A UBS forecast that banks in Australia would axe several thousands of positions over the next two years was validated by a National Australia Bank (NAB) executive on Monday.

However, the address of Lisa Gray, NAB head of personal banking, at the Trans-Tasman Business Circle lunch in Melbourne covered a longer time span. Ms Gray said the 142,000 employees of the big four would shrink over the next couple of decades due to technology.

She explained that it would cover both higher usage of personal mobile banking services and streamlining of day-to-day banking transactions. Ms Gray added the lenders would experience a continued slowdown in the days ahead.

"We're seeing a continued uncertainty, and that just moved around day by day.... We're seeing consumers and businesses respond to that in a very prudent way. Lending growth at the consumer, household level is the lowest it has been for decades," The Sydney Morning Herald quoted the NAB officials.

Her statement was confirmed by Veda, a credit intelligence data provider, which reported that the overall credit demand index went down 0.5 per cent in the June quarter which was preceded by a 4.4 per cent decline in the March quarter.

Demand for mortgages initially grew due to the stimulus after the global financial crisis, but it eventually slowed down, explained Angus Luffman, the head of consumer risk at Veda.

"That spike in growth peaked and then the moment the stimulus was taken away the growth trailed off. Mortgage inquiries have now flattened out after a long period of decline over the past couple of years," Mr Luffman was quoted by The Sydney Morning Herald.

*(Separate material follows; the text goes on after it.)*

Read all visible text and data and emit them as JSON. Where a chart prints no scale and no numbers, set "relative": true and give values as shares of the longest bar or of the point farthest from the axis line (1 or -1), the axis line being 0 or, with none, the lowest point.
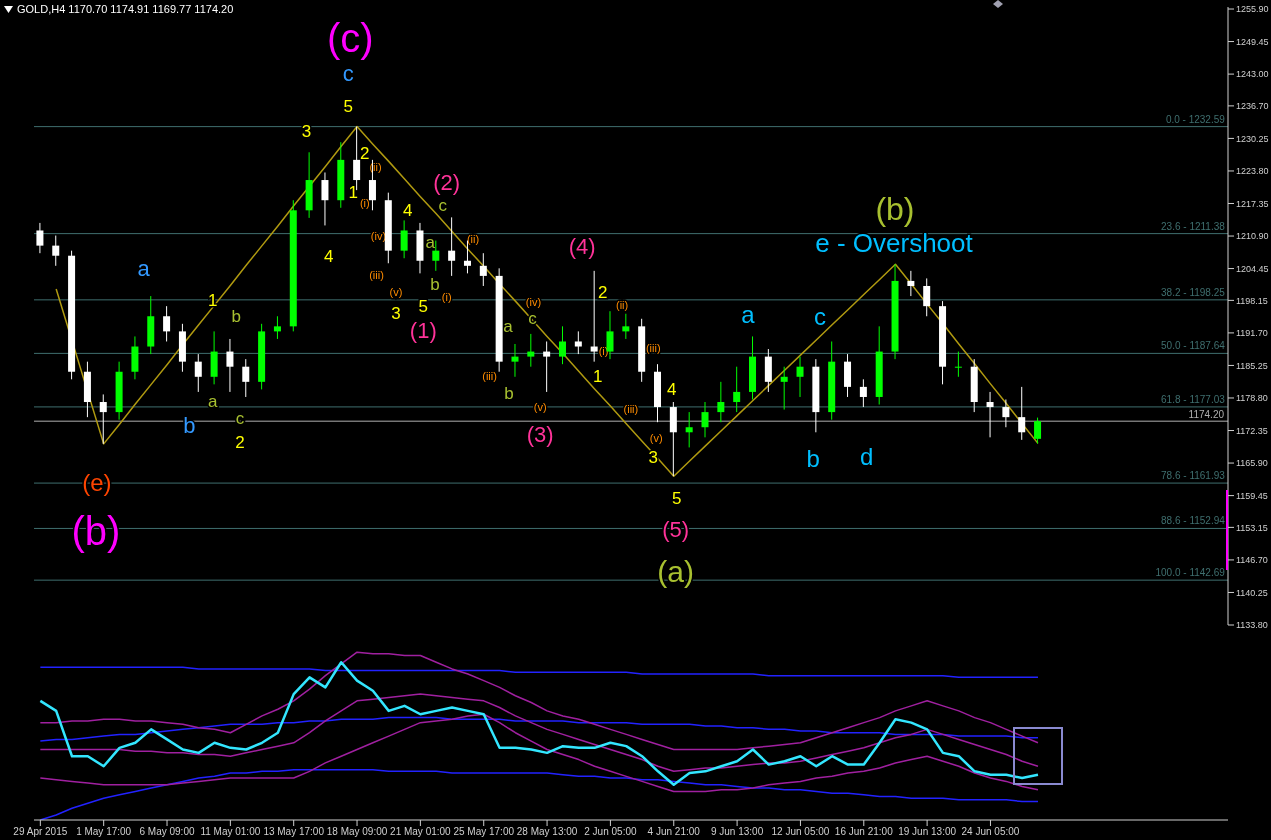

The drop in credit card applications was somewhat offset by higher demand for personal loans and mortgage applications but insufficient to prevent the overall credit demand index from going down in the quarter.

Mr Luffman said the near-term increase in credit demand was the result of the household assistance payments and the 75 basis points overnight cash rate cuts made by the Reserve Bank of Australia in May and June.

Thus, personal loan applications went up 1.4 per cent, mortgage applications rose 4.8 per cent, but credit card applications dipped 2.4 per cent.